A la siguiente mañana a Shasha no le dio tiempo a pasar el aspirador. Entraba y salía en los compartimentos haciendo balance de la ropa de cama de los pasajeros que bajaban en Harbin; repartía los billetes a los que descendían en la siguiente estación, consultaba una larga lista e iba de un lado para otro con aspecto de persona apurada y cumplidora. Por la mañana, ya sin la intranquilidad de la noche por medio, Li Piao pareció reconciliada con nosotros; se presentó en el compartimento como una buena vecina que se despide en el momento previo a iniciar unas largas vacaciones. En esos instantes cualquier nadería había de servir a la fuerza para hacer evidente una familiaridad que no habíamos sido capaces de alcanzar en días previos. Ahora Li Piao se sentó junto a mí, amparada, eso sí, en la compañía de Han y del otro chino; tenía un aspecto relajado, sonreía. Me miraba pero no quitaba ojo a Berta, pendiente de ella como quien no está segura del terreno que pisa. Mesurar los gestos, mirar fijo, espiar lo que viene. Observar, disfrutar de la proximidad, vivir el chisporroteo eléctrico que resultaba del roce de un brazo, el muslo. Tomé el diccionario de chino; luego miré los piñoncitos de mi chinita —casi como los de un conejito frente a una zanahoria—; todavía —¡gran atrevimiento!— osé pasarle la yema del dedo por la sien; ella sonrió levemente. Sacarle la música al cuerpo; eso fue en la noche anterior. Lo de ahora era cosa de los ojos, de estética, de mujer, de ternura. Harbin. Poco después la despedida fue un desmañado beso en la mejilla y un bye bye en un pasillo atestado de pasajeros que llegaban a su destino. La verdad es que se me llenó el cuerpo de ternura después de que Li Piao descendiera del tren en aquella ciudad de Manchuria.

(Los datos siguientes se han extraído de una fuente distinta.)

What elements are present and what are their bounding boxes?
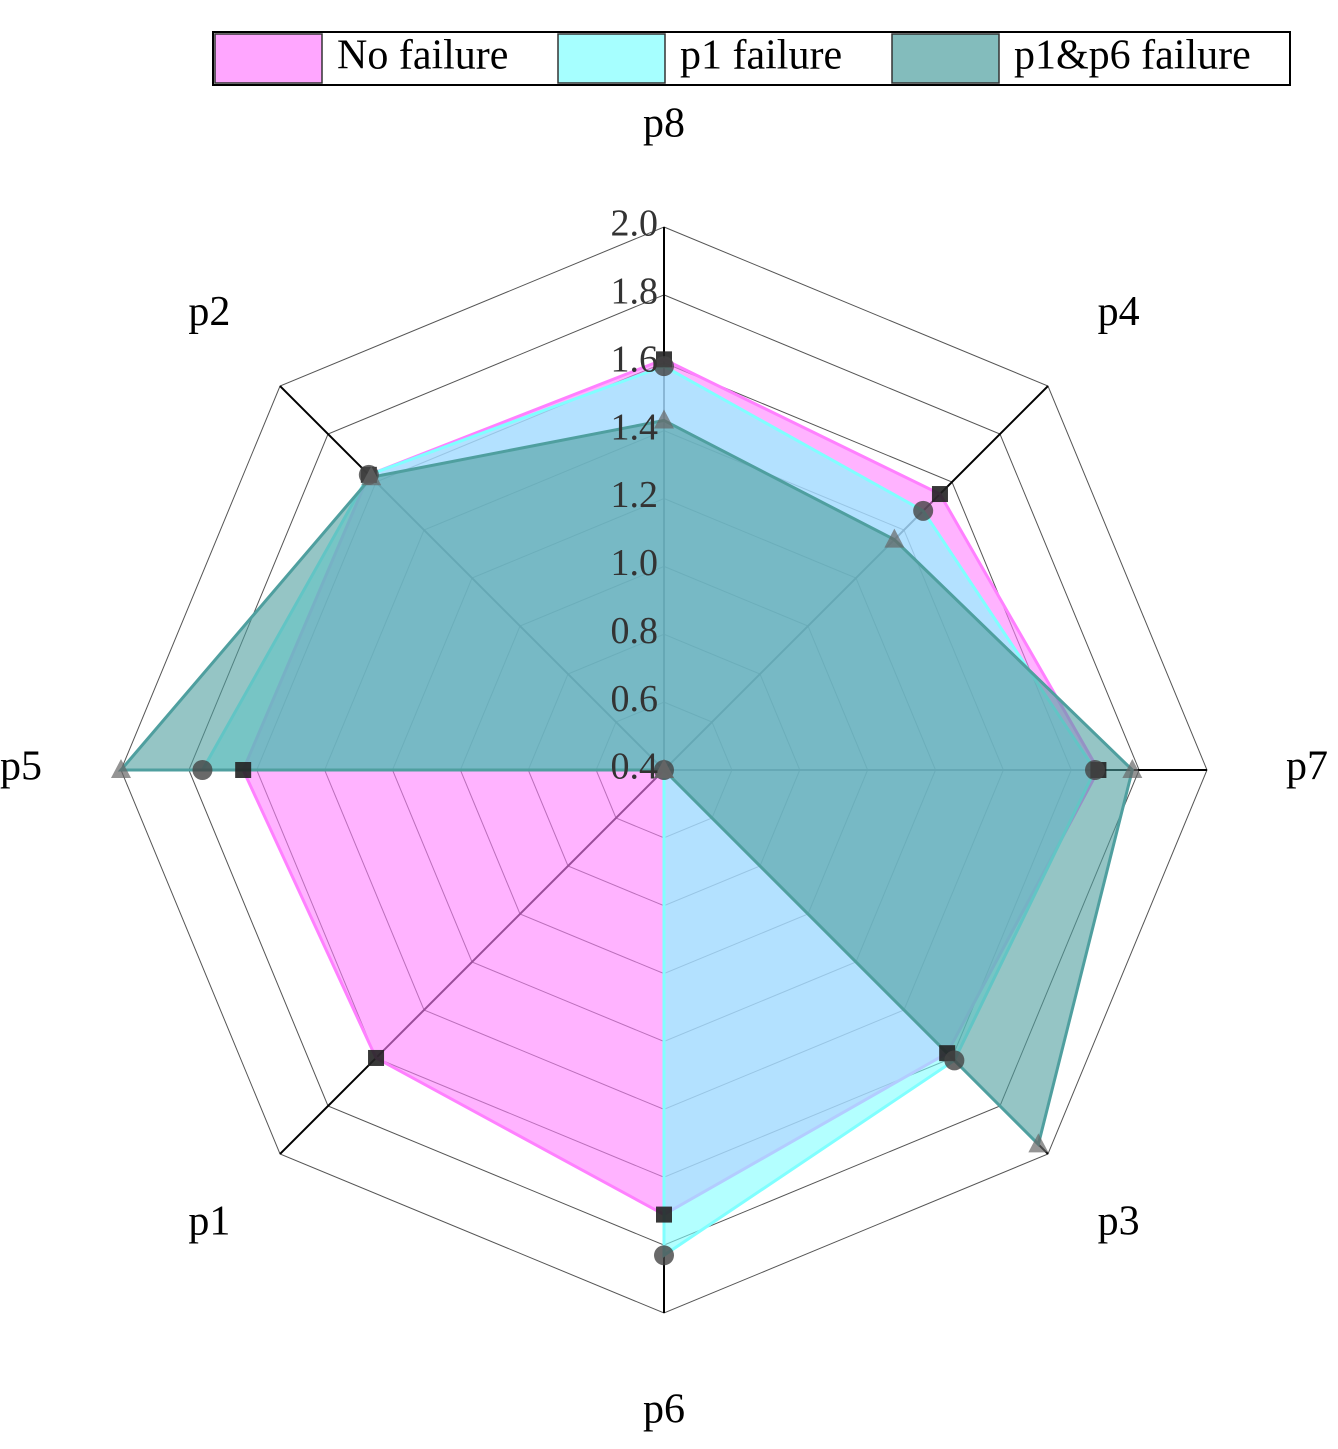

Todo estaba mojado, discurría un paisaje gris inundado por el agua y el barro. Había, sin embargo, una luz suave y agradable. Harbin quedaba atrás.

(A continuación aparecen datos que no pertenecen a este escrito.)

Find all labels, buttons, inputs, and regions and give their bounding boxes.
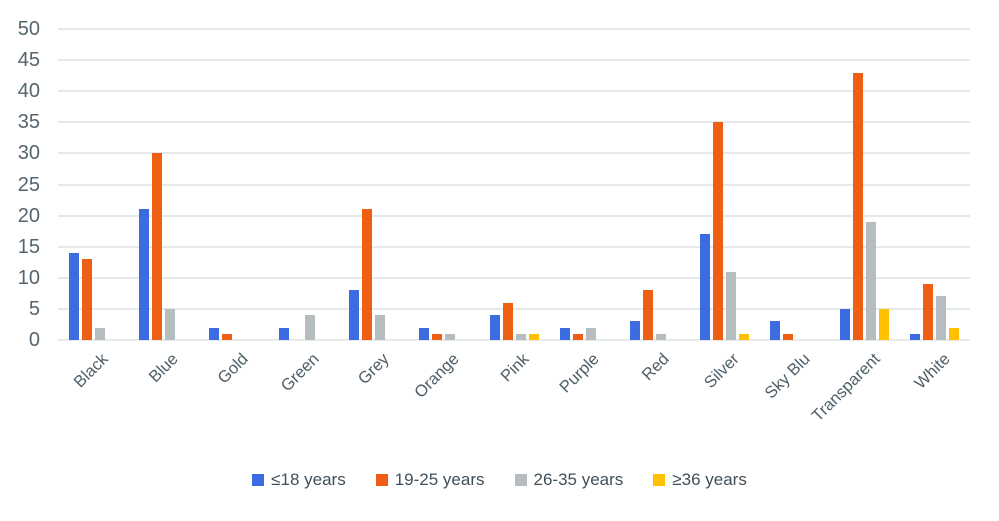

Por fin había hablado Berta con Shasha. Fue en el andén de Harbin después de despedirnos de Han, Li Piao y del resto de los compañeros de viaje. Shasha la había sorprendido con una enorme y hermosa sonrisa cuando Berta, muy insegura por el resultado de su gestión, le hizo comprender que quería hacerle una fotografía en su chiringuito; Shasha se demoró algunos minutos antes de aparecer de nuevo en la puerta de su compartimento, ella lo miró encantado, allí estaba, peinado, con corbata, guapísimo, presidiendo con cara de satisfacción las puertas de su feudo. Enseguida comenzó a retirar todo lo que había sobre la mesa. Después posó sonriente, sentado frente a su mesa de trabajo, con cara de ferroviario responsable. Berta tuvo que reír tras el objetivo de la cámara para arrancarle una sonrisa. Justo antes de llegar a Changchung pasó por enésima vez el aspirador al vagón.

Una hora más tarde nos despedíamos con un saludo respetuoso y formal, Shasha nos tendió la mano, sonrió y alzó levemente el brazo en señal de despedida. El tren se puso de inmediato en marcha.